Psammetichus left a son called Necos, who succeeded him upon the throne. This prince was the first to attempt the construction of the canal to the Red Sea—a work completed afterwards by Darius the Persian—the length of which is four days’ journey, and the width such as to admit of two triremes being rowed along it abreast. The water is derived from the Nile, which the canal leaves a little above the city of Bubastis, near Patumus, the Arabian town, being continued thence until it joins the Red Sea. At first it is carried along the Arabian side of the Egyptian plain, as far as the chain of hills opposite Memphis, whereby the plain is bounded, and in which lie the great stone quarries; here it skirts the base of the hills running in a direction from west to east, after which it turns and enters a narrow pass, trending southwards from this point until it enters the Arabian Gulf. From the northern sea to that which is called the southern or Erythraean, the shortest and quickest passage, which is from Mount Casius, the boundary between Egypt and Syria, to the Gulf of
Arabia, is a distance of exactly one thousand furlongs. But the way by the canal is very much longer on account of the crookedness of its course. A hundred and twenty thousand of the Egyptians, employed upon the work in the reign of Necos, lost their lives in making the excavation. He at length desisted from his undertaking, in consequence of an oracle which warned him “that he was labouring for the barbarian.” The Egyptians call by the name of barbarians all such as speak a language different from their own.

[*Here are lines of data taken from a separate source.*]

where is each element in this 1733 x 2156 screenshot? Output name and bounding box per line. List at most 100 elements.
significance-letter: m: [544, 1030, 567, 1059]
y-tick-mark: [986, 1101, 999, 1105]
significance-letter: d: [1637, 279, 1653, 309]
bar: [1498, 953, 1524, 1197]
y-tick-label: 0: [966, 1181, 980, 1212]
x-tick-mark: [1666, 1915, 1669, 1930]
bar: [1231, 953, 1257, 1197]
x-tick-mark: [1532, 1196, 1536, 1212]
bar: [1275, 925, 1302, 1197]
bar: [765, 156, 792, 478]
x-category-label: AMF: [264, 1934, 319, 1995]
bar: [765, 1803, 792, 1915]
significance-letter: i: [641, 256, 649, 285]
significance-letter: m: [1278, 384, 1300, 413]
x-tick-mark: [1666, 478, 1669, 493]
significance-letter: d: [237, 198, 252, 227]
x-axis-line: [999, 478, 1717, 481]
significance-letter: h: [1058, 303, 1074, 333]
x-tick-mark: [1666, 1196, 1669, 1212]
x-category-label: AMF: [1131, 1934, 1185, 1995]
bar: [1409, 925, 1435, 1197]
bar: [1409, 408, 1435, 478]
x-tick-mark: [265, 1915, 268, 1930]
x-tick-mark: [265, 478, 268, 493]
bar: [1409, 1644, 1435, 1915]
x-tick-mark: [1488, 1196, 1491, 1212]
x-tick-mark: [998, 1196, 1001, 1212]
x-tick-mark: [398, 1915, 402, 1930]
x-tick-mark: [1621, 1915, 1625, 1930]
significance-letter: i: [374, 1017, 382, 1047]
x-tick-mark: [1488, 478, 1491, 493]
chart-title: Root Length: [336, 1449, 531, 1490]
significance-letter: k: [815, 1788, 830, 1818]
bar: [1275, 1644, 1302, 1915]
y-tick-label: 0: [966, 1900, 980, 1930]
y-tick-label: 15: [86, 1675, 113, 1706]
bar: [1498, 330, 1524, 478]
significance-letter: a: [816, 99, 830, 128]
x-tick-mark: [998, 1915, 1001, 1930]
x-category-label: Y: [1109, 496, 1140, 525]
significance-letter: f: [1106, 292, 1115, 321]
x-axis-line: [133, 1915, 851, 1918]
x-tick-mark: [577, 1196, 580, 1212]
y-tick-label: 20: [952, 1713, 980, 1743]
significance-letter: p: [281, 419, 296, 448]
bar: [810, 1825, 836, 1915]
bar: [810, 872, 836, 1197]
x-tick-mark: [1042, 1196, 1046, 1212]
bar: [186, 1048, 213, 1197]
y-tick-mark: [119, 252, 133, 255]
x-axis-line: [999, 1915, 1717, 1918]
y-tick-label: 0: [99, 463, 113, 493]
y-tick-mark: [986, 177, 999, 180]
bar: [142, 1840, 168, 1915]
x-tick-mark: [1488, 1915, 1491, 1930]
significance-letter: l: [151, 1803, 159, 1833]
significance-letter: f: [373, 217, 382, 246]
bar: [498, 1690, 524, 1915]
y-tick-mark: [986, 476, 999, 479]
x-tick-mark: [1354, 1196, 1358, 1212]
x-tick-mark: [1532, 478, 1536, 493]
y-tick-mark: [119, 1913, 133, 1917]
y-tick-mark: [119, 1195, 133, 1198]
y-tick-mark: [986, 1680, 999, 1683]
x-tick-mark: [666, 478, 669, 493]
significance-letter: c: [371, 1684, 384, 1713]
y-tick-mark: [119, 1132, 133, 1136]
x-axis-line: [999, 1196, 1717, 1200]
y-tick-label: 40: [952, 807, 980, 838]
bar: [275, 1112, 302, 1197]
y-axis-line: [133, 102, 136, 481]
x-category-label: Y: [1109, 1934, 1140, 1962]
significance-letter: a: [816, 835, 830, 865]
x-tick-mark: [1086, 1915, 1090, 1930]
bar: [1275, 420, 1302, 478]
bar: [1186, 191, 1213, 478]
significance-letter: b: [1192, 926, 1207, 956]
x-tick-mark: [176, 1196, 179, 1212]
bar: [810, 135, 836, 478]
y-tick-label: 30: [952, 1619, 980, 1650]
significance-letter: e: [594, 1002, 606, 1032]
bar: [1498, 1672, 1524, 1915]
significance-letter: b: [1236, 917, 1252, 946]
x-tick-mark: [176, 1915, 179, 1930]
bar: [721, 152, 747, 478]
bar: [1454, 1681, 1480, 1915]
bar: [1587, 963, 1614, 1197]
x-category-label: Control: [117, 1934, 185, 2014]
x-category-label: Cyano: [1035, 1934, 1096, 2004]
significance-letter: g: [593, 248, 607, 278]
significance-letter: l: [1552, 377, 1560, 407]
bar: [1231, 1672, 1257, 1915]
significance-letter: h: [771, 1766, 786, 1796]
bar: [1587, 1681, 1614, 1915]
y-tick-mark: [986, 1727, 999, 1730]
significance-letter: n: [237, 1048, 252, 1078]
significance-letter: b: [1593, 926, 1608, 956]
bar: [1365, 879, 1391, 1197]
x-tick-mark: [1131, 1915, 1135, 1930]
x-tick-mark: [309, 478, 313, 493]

Necos, when he gave up the construction of the canal, turned all his thoughts to war, and set to work to build a fleet of triremes, some intended for service in the northern sea, and some for the navigation of the Erythraean. These last were built in the Arabian Gulf where the dry docks in which they lay are still visible. These fleets he employed wherever he had occasion, while he also made war by land upon the Syrians and defeated them in a pitched battle at Magdolus, after which he made himself master of Cadytis, a large city of Syria. The dress which he wore on these occasions he sent to Branchidae in Milesia, as an offering to Apollo. After having reigned in all sixteen years, Necos died, and at his death bequeathed the throne to his son Psammis.